We are running multi GPU jobs on Tensorflow and evaluating a migration from the queue based model (using the string_input_producer interface) to the new Tensorflow Dataset API. The latter appears to offer an easier way to switch between Train and Validation, concurrently.
A snippet of code below shows how we are doing this.
train_dataset, train_iterator = get_dataset(train_files, batch_size, epochs)
val_dataset, val_iterator = get_dataset(val_files, batch_size, epochs)
is_validating = tf.placeholder(dtype=bool, shape=())
next_batch = tf.cond(is_validating,
lambda: val_iterator.get_next(),
lambda: train_iterator.get_next())
validation_tower = self.num_gpus - 1
tower_grads = []
for i in range(self.num_gpus):
with tf.variable_scope(tf.get_variable_scope(),reuse=(i > 0)):
with tf.device('/gpu:%d' % i), tf.name_scope('%s_%d' % ('gpu_', i)) as scope:
if i == validation_tower:
images, labels = next_batch
# Loss funcs snipped out
else:
images, labels = next_batch
# Loss funcs snipped out
The get_dataset function builds a dataset, sets a map function and a batch size. It also builds an iterator, but doesn't initialize it. Initialization of the iterator occurs before the session starts.

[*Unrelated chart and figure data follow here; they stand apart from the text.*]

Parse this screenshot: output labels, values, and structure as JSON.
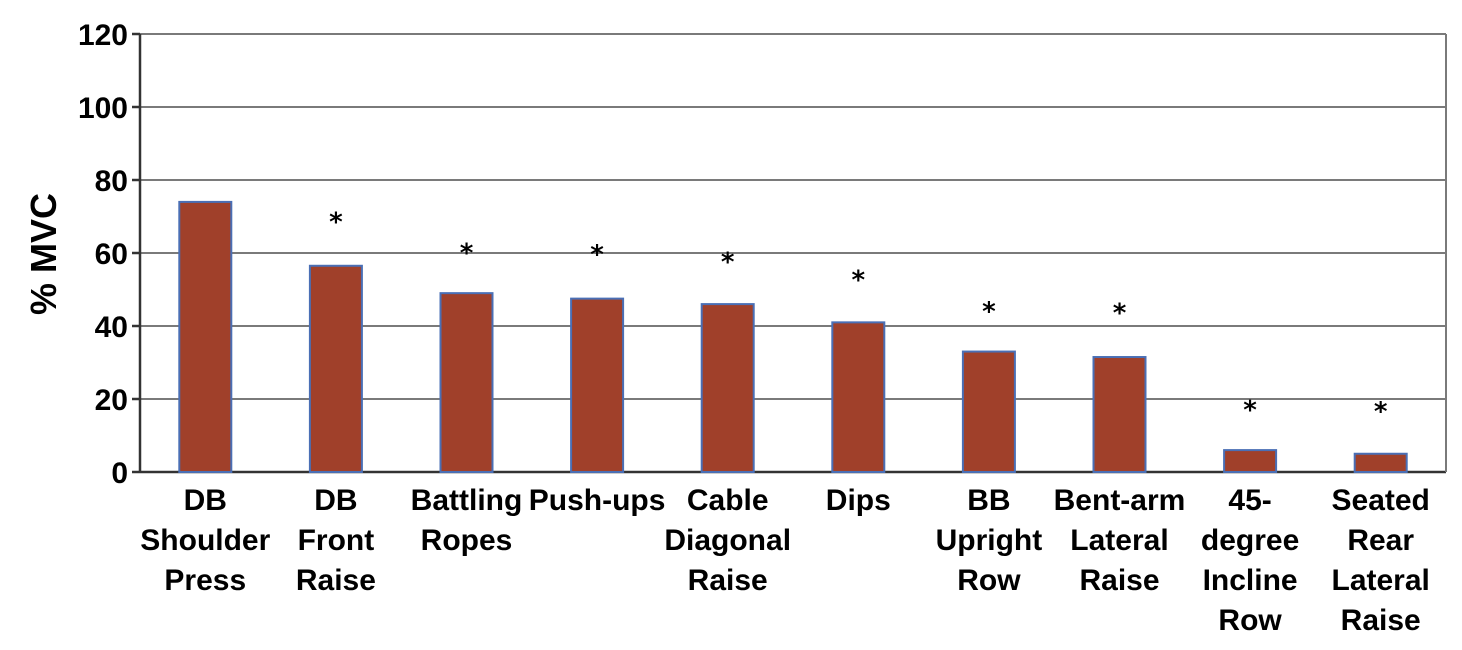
{
  "chart_data": {
    "type": "bar",
    "title": "",
    "xlabel": "",
    "ylabel": "% MVC",
    "ylim": [
      0,
      120
    ],
    "yticks": [
      0,
      20,
      40,
      60,
      80,
      100,
      120
    ],
    "grid": true,
    "legend": "none",
    "colors": {
      "bar_fill": "#a0402a",
      "bar_edge": "#4a6fb5",
      "grid": "#7a7a7a"
    },
    "categories": [
      [
        "DB",
        "Shoulder",
        "Press"
      ],
      [
        "DB",
        "Front",
        "Raise"
      ],
      [
        "Battling",
        "Ropes"
      ],
      [
        "Push-ups"
      ],
      [
        "Cable",
        "Diagonal",
        "Raise"
      ],
      [
        "Dips"
      ],
      [
        "BB",
        "Upright",
        "Row"
      ],
      [
        "Bent-arm",
        "Lateral",
        "Raise"
      ],
      [
        "45-",
        "degree",
        "Incline",
        "Row"
      ],
      [
        "Seated",
        "Rear",
        "Lateral",
        "Raise"
      ]
    ],
    "values": [
      74,
      56.5,
      49,
      47.5,
      46,
      41,
      33,
      31.5,
      6,
      5
    ],
    "significance_marker": "*",
    "significance_heights": [
      null,
      69.5,
      61,
      60.5,
      58.5,
      53.5,
      45,
      44.5,
      18,
      17.5
    ]
  }
}
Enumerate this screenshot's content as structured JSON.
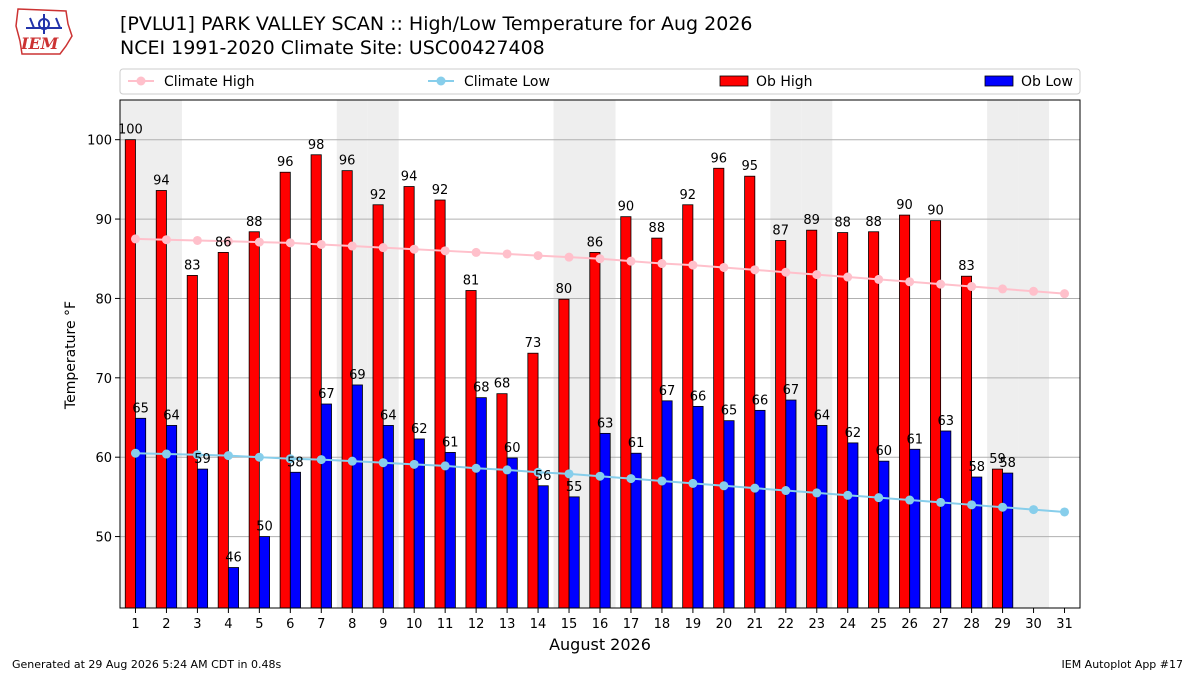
{
  "header": {
    "logo_text": "IEM",
    "title_line1": "[PVLU1] PARK VALLEY SCAN :: High/Low Temperature for Aug 2026",
    "title_line2": "NCEI 1991-2020 Climate Site: USC00427408"
  },
  "footer": {
    "generated": "Generated at 29 Aug 2026 5:24 AM CDT in 0.48s",
    "app": "IEM Autoplot App #17"
  },
  "colors": {
    "ob_high": "#ff0000",
    "ob_low": "#0000ff",
    "climate_high": "#ffc0cb",
    "climate_low": "#87ceeb",
    "weekend_band": "#eeeeee",
    "grid": "#b0b0b0"
  },
  "chart_data": {
    "type": "bar",
    "xlabel": "August 2026",
    "ylabel": "Temperature °F",
    "xlim": [
      0.5,
      31.5
    ],
    "ylim": [
      41,
      105
    ],
    "yticks": [
      50,
      60,
      70,
      80,
      90,
      100
    ],
    "grid": "y",
    "legend_position": "top",
    "categories": [
      "1",
      "2",
      "3",
      "4",
      "5",
      "6",
      "7",
      "8",
      "9",
      "10",
      "11",
      "12",
      "13",
      "14",
      "15",
      "16",
      "17",
      "18",
      "19",
      "20",
      "21",
      "22",
      "23",
      "24",
      "25",
      "26",
      "27",
      "28",
      "29",
      "30",
      "31"
    ],
    "shaded_days": [
      1,
      2,
      8,
      9,
      15,
      16,
      22,
      23,
      29,
      30
    ],
    "series": [
      {
        "name": "Ob High",
        "kind": "bar",
        "values": [
          100,
          93.6,
          82.9,
          85.8,
          88.4,
          95.9,
          98.1,
          96.1,
          91.8,
          94.1,
          92.4,
          81,
          68,
          73.1,
          79.9,
          85.8,
          90.3,
          87.6,
          91.8,
          96.4,
          95.4,
          87.3,
          88.6,
          88.3,
          88.4,
          90.5,
          89.8,
          82.8,
          58.5,
          null,
          null
        ],
        "labels": [
          "100",
          "94",
          "83",
          "86",
          "88",
          "96",
          "98",
          "96",
          "92",
          "94",
          "92",
          "81",
          "68",
          "73",
          "80",
          "86",
          "90",
          "88",
          "92",
          "96",
          "95",
          "87",
          "89",
          "88",
          "88",
          "90",
          "90",
          "83",
          "59",
          "",
          ""
        ]
      },
      {
        "name": "Ob Low",
        "kind": "bar",
        "values": [
          64.9,
          64,
          58.5,
          46.1,
          50,
          58.1,
          66.7,
          69.1,
          64,
          62.3,
          60.6,
          67.5,
          59.9,
          56.4,
          55,
          63,
          60.5,
          67.1,
          66.4,
          64.6,
          65.9,
          67.2,
          64,
          61.8,
          59.5,
          61,
          63.3,
          57.5,
          58,
          null,
          null
        ],
        "labels": [
          "65",
          "64",
          "59",
          "46",
          "50",
          "58",
          "67",
          "69",
          "64",
          "62",
          "61",
          "68",
          "60",
          "56",
          "55",
          "63",
          "61",
          "67",
          "66",
          "65",
          "66",
          "67",
          "64",
          "62",
          "60",
          "61",
          "63",
          "58",
          "58",
          "",
          ""
        ]
      },
      {
        "name": "Climate High",
        "kind": "line",
        "values": [
          87.5,
          87.4,
          87.3,
          87.2,
          87.1,
          87,
          86.8,
          86.6,
          86.4,
          86.2,
          86,
          85.8,
          85.6,
          85.4,
          85.2,
          85,
          84.7,
          84.4,
          84.2,
          83.9,
          83.6,
          83.3,
          83,
          82.7,
          82.4,
          82.1,
          81.8,
          81.5,
          81.2,
          80.9,
          80.6
        ]
      },
      {
        "name": "Climate Low",
        "kind": "line",
        "values": [
          60.5,
          60.4,
          60.3,
          60.2,
          60,
          59.8,
          59.7,
          59.5,
          59.3,
          59.1,
          58.9,
          58.6,
          58.4,
          58.1,
          57.9,
          57.6,
          57.3,
          57,
          56.7,
          56.4,
          56.1,
          55.8,
          55.5,
          55.2,
          54.9,
          54.6,
          54.3,
          54,
          53.7,
          53.4,
          53.1
        ]
      }
    ]
  }
}
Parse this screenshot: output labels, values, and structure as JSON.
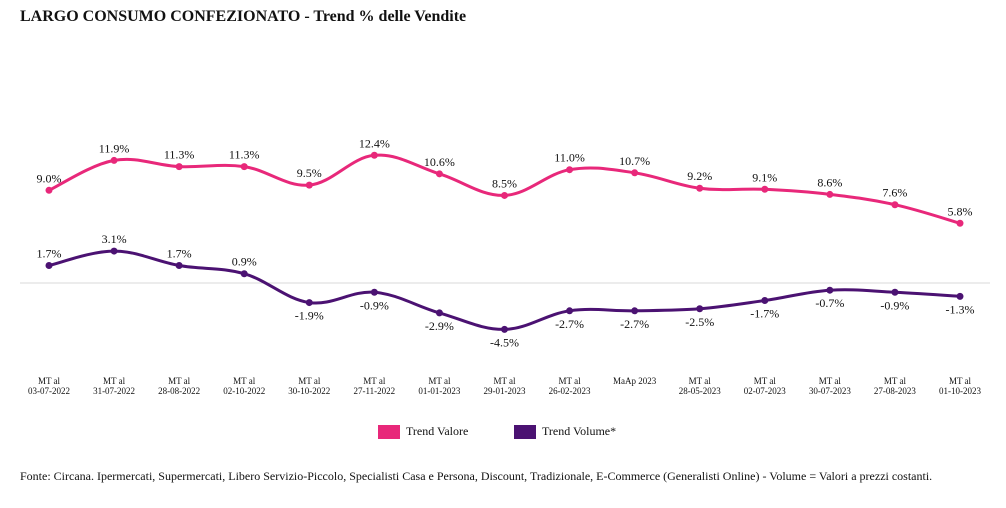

The is_validating boolean is supplied while the session is running, and every few steps we pass is_validating as True via a feed_dict to use the validation dataset
The question I have is:
Lets say I have 8 gpus, so we run training on 7 GPUs. Does the Iterator advance from the same point for each of these 7 GPUs, hence supplying all 7 GPU's with the same data?